Come donne italiane ci sentiamo offese e sminuite da questa inopportuna ed inconsistente "propaganda" pro fertilità
che il nostro governo, che si fregia di essere giovane, paritario, all’avanguardia e
attento agli aspetti sociali, ha diffuso nei giorni scorsi.
Ci sentiamo offese perché come al solito questa campagna ha tutti i sapori dell’ennesimo
risultato di una società patriarcale, maschilista e retrograda che non è in
grado di attuare cambiamenti dalla radice. Come si può chiedere alle donne di
fare più figli quando la gravidanza spesso dura di più di un contratto di
lavoro? Quando alle giovani donne che si presentano ai colloqui le prime
domande sono sempre allusive alla maternità e al matrimonio? Lo stesso mercato del lavoro che pare aver ancora in uso la firma delle dimissioni in bianco?
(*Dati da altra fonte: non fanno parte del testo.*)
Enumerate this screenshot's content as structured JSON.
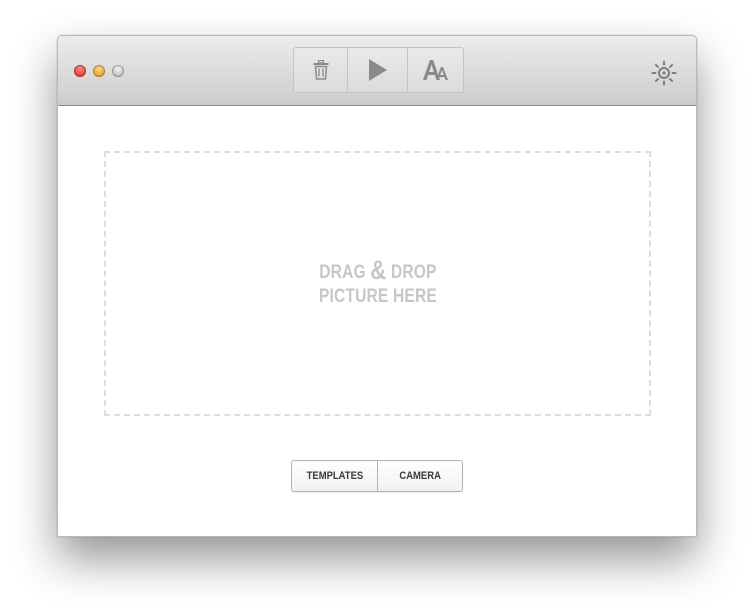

Come si può chiedere alle donne di fare più figli, se a parità di capacità e
di istruzione si fa ricadere la preferenza sui lavoratori maschi, ai quali si prospetta una carriera completa, a discapito delle donne altrettanto capaci, alludendo, inoltre, alla proprietà pubblica del loro utero?
Le statistiche ci dicono come le donne
che hanno un impiego, facendo figli, escono dal mondo del lavoro. Come devono
mantenere i loro figli? Come possono assicurare loro un’istruzione adeguata e
tutto quello che serve per una crescita serena?
Per non parlare dei servizi inesistenti, scarsi se ci sono o troppo costosi.
E ancora di un aspetto non
meno importante: le donne hanno il diritto di autodeterminarsi ed in Italia
sembrano dimenticarsene, molti e umilianti ostacoli si incontrano nell’applicazione
della legge 194 sull’aborto, che ne rendono quasi impossibile l’applicazione.
Come al solito si chiede alle
donne italiane l’impossibile e non si parte dal vero problema presente in
Italia: bisogna partire dal mercato del lavoro, bisogna renderlo paritario e
uguale per tutti senza distinzione di sesso. Bisogna prima assicurare alle
donne diritti e servizi senza i quali tutto diventa impossibile. Bisogna
responsabilizzare gli uomini alla condivisione del lavoro di cura e introdurre un'educazione su questo tema già dalle elementari. E forse
allora si potranno fare campagne responsabili e sensate sulla famiglia e sulla maternità.